Published Work: Peter Callahan - By Evan Hammonds

 (Originally published in the July 2, 2011 issue of The Blood-Horse magazine. Feel free to share your own thoughts and opinions at the bottom of the column.)

 Growing up on the sidewalks of New York, Peter Callahan thought he’d like to win the race named after his hometown of Astoria, Queens. The grade III race for 2-year-old fillies at Belmont Park has since been discontinued by the New York Racing Association, and Callahan has moved on to bigger game.

With 25 years in the horse business under his belt and more than a decade removed from his last “big horse”—1999 Futurity Stakes (gr. I) winner Bevo—Callahan regained full stride in recent months as the owner of Pan Zareta Stakes winner Beautician and Scotus, winner of the June 18 Matt Winn Stakes (gr. III) at Churchill Downs. He is also the co-breeder of grade I winner and $2.5 million earner Awesome Gem, who ran second in the June 25 Prairie Meadows Cornhusker Handicap (gr III).

“That’s the way things go for a smallish racing entity like mine; I only get lucky once every 10 years,” said Callahan, a publishing and communications mogul. “But last year and this year, I’ve been twice blessed.”

Callahan’s breakthrough in the industry came in the mid-1980s when he went from being a fractional owner of a mare to its managing partner. Subsequently, he met Runnymede Farm’s Catesby Clay and Martin O’Dowd, the farm’s vice president and managing partner.
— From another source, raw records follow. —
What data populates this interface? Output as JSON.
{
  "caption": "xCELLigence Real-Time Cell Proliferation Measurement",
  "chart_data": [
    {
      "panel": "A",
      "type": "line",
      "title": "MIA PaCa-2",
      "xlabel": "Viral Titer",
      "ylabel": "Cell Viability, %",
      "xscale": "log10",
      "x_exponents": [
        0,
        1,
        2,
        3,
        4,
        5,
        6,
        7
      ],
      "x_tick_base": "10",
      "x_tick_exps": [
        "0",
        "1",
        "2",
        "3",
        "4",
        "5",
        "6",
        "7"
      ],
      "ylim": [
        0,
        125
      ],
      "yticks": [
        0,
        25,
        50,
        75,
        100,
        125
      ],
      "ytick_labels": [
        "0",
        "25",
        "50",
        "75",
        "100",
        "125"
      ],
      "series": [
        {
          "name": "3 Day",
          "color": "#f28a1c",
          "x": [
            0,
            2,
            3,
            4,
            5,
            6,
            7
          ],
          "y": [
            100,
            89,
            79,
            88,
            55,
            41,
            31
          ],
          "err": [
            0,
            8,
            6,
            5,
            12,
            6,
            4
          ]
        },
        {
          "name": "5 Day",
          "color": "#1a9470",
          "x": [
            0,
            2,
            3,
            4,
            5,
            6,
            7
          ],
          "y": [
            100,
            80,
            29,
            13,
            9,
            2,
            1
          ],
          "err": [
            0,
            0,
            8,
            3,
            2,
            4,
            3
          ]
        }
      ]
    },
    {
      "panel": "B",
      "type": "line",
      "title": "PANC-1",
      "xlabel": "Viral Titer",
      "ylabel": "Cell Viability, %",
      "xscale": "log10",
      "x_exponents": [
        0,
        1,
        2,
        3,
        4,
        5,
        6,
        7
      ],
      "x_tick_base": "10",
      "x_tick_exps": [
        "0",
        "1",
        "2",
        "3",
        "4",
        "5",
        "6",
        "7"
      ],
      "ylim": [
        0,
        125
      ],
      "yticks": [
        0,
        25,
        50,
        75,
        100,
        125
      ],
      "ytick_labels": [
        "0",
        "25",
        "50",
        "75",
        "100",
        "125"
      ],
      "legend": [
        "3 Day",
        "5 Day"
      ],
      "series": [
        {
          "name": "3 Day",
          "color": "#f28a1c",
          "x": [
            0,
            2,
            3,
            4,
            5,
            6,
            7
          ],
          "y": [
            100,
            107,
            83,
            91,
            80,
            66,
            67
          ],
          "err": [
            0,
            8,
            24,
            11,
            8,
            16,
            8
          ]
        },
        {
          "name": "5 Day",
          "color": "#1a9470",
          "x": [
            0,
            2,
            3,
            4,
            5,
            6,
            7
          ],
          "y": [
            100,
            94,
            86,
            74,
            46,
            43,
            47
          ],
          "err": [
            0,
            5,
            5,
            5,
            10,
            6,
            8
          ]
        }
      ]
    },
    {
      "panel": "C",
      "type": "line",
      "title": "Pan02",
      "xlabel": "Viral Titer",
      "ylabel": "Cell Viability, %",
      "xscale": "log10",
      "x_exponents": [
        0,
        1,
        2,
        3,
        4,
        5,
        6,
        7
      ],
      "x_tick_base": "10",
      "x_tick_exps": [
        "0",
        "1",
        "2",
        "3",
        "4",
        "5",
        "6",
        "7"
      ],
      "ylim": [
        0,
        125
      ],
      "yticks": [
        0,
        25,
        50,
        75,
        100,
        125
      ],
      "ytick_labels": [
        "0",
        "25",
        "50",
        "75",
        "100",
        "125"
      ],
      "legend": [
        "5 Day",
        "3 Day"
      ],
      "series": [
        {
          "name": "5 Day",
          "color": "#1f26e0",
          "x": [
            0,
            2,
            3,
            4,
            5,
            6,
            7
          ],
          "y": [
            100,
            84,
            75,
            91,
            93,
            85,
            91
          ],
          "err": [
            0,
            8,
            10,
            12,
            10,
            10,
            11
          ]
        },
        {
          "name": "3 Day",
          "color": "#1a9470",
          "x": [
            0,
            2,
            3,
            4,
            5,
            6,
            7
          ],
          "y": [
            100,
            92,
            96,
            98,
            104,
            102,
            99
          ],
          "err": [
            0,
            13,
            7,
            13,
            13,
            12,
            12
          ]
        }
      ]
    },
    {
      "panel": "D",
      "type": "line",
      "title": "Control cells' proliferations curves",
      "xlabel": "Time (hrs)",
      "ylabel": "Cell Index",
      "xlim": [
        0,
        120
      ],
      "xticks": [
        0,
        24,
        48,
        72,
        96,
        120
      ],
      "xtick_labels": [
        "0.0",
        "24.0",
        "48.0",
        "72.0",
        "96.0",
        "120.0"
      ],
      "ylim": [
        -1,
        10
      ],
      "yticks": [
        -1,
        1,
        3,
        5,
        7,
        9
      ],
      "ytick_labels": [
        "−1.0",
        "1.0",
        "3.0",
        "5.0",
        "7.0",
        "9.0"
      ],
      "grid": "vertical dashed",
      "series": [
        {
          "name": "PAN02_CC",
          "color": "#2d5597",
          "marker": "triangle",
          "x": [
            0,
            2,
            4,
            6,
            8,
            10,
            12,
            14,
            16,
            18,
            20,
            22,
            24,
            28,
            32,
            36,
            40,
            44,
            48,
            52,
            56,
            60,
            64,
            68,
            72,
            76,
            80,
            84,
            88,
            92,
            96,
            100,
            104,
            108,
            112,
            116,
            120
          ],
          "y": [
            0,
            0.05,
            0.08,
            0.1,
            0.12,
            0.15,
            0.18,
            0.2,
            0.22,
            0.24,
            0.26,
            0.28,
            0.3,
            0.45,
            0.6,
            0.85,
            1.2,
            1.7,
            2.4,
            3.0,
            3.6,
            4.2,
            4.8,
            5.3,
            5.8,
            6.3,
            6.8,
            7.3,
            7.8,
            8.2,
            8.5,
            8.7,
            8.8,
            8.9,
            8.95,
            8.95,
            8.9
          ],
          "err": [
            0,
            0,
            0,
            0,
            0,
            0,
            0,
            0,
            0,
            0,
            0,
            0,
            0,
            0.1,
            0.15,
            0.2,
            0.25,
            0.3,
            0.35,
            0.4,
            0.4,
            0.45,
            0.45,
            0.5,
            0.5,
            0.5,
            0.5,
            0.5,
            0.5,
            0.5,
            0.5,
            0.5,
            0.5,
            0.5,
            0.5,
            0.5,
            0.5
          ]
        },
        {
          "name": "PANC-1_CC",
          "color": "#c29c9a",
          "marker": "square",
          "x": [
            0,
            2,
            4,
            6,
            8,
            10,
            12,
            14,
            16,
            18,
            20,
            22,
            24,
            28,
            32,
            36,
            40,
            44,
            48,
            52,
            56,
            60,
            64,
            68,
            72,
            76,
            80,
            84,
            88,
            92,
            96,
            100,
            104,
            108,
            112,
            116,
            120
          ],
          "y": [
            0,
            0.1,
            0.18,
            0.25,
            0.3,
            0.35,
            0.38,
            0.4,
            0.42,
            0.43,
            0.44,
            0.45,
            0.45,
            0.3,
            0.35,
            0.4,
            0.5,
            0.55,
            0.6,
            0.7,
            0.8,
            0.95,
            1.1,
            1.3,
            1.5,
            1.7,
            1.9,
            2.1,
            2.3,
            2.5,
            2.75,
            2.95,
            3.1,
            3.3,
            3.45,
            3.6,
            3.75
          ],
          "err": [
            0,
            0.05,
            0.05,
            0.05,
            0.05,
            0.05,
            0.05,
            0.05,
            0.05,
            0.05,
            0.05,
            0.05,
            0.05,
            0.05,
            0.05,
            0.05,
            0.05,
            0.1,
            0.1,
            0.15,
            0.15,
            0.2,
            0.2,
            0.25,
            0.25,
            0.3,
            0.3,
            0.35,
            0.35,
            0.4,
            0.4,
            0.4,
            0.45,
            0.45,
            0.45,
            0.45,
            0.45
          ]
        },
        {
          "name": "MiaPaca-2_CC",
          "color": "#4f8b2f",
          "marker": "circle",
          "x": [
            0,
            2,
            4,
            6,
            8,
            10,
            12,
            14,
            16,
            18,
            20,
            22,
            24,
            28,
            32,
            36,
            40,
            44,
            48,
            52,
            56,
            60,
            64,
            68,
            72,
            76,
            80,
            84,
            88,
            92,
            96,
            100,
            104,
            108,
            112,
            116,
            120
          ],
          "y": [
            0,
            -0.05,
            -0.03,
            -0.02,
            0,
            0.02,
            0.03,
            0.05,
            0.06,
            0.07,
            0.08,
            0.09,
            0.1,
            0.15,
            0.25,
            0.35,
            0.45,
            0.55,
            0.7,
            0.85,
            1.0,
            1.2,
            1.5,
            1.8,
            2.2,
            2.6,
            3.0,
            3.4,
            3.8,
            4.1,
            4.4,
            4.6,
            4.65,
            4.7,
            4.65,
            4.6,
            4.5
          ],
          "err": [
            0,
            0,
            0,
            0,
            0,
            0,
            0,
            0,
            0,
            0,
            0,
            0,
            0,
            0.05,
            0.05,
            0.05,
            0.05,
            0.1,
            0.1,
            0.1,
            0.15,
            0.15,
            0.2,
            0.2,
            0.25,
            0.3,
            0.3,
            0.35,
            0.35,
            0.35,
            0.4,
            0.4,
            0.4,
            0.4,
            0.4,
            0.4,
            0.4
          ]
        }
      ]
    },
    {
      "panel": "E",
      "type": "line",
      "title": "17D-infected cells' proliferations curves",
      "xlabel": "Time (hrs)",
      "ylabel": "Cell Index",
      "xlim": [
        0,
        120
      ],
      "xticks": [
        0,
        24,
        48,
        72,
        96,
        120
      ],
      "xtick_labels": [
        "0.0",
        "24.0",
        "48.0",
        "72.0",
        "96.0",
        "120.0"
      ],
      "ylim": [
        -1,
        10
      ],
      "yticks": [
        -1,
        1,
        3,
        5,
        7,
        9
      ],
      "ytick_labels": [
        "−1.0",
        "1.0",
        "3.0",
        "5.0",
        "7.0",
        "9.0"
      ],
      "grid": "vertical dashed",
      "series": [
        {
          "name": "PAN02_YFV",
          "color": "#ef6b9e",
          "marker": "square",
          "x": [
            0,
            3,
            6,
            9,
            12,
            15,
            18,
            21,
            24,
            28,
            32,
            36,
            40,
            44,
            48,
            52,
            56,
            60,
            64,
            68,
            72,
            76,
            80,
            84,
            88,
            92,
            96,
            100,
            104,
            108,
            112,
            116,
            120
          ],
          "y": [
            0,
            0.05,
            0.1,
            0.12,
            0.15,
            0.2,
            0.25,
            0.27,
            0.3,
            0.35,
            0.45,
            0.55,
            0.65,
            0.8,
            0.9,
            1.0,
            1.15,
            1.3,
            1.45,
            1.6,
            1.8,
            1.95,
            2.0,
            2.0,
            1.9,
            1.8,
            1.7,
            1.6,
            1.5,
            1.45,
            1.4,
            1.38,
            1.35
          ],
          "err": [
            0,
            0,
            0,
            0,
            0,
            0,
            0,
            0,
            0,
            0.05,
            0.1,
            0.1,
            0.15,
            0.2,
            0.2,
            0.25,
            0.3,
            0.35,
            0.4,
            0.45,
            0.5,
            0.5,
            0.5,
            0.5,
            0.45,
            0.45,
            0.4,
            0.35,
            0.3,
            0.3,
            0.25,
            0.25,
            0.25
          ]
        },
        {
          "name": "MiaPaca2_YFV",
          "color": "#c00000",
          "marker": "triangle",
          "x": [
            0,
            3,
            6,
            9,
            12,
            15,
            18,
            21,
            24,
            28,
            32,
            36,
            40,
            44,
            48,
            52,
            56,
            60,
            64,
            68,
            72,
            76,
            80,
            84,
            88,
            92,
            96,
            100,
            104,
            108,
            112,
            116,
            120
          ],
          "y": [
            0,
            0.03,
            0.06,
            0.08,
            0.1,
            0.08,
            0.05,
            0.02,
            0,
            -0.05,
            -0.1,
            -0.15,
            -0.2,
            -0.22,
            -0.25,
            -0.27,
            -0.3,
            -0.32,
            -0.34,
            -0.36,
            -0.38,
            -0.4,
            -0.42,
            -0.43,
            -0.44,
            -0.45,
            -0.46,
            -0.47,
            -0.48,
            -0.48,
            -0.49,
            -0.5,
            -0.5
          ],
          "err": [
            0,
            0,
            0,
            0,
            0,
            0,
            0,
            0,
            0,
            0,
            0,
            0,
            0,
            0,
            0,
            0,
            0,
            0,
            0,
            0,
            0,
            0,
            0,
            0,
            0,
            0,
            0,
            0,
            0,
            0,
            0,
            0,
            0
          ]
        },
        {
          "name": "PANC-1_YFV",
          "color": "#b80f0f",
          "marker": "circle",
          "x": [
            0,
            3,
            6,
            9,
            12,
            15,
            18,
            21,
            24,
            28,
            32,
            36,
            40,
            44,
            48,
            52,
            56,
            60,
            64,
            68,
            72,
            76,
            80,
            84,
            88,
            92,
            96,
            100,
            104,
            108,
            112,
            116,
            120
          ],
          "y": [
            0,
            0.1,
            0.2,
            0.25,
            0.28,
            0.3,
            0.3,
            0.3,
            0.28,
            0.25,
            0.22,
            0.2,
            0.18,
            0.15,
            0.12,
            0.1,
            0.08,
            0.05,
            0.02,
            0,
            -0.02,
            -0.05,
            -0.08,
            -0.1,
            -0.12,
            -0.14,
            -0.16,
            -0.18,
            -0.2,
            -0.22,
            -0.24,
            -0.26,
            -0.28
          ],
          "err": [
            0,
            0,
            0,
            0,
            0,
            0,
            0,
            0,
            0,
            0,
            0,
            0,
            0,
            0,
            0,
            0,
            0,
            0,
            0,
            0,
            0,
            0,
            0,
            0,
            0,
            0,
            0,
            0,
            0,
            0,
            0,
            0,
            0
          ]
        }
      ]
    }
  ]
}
They’ve been together ever since, buying and breeding mares and selling and racing their offspring.

“We all get along well,” O’Dowd said of Callahan. “As Mr. Clay and I were buying an odd mare here and there, if there was one we really liked, we’d ask Peter if he’d like to take a piece.”

“I don’t think Mr. Clay and I have ever had a piece of paper governing our affairs,” Callahan said. “It’s always been done by a handshake or a telephone call with Martin participating or quarterbacking.”

The group has had its fair share of success. In 1996 they bought Chancey Squaw from the Keeneland November sale for $145,000, and she produced Agnes Digital, who went on to earn more than $8 million in Japan and now stands at stud there at Big Red Farm. At the 1996 Keeneland September sale, they paid $190,000 for Piano, the dam of Awesome Gem. As a yearling, Awesome Gem sold for $150,000 at the 2004 Fasig-Tipton Saratoga yearling sale.

“I’m so proud of him. He shows little sign of wear and tear,” said Callahan of Awesome Gem, who has an 8-14-5 slate from 44 starts and six years of racing for West Point Thoroughbreds. “Mr. Clay and I are rooting for the boy because we get a little bit of money every time he wins a graded stakes.”

Callahan is also proud of Beautician, who ran second in the 2009 Grey Goose Breeders’ Cup Juvenile Fillies (gr. I) and fourth behind Blind Luck in last year’s Kentucky Oaks (gr. I). She won the Pan Zareta at Fair Grounds in February and has since moved on to her new home at Runnymede, where she has been bred to Street Cry.

And then there’s Scotus, a 3-year-old son of Successful Appeal who turned back a nice field to win the Matt Winn by a length for trainer Kenny McPeek. In the next race at Churchill Downs, McPeek saddled Runnymede’s Bizzy Caroline to win the Regret Stakes (gr. IIIT).

Scotus, a $25,000 Keeneland September yearling purchase, broke his maiden at first asking March 23 at Gulfstream Park and placed in three consecutive two-turn allowance races before the Matt Winn.

“He’s a late bloomer who has popped up, and we’re looking to have some fun with him,” Callahan said.

Callahan has had fun not only in racing but in business as well. As unit president of MacFadden Publishing, he was the principal shareholder in the National Enquirer from 1989-99.

“I was going to call my stable ‘Elvis Stables,’ but I thought that would be inappropriate,” he said.
Callahan also had a stake in the Daily Racing Form when it was run by the private equity Alpine Group.

“Putting ink on dead trees is sort of generic,” he deadpanned, noting MacFadden has shifted toward the business-to-business category.
Semi-retired and living in Palm Beach Gardens, Fla., Callahan can best be categorized as enthusiastic and, above all, loyal.

“When he’s your friend, he’s your friend,” O’Dowd said. “He’s one of the most important people in my life, personally. We don’t think of him as a client; we think of him as a friend. Anything we do for ourselves, we do for him.”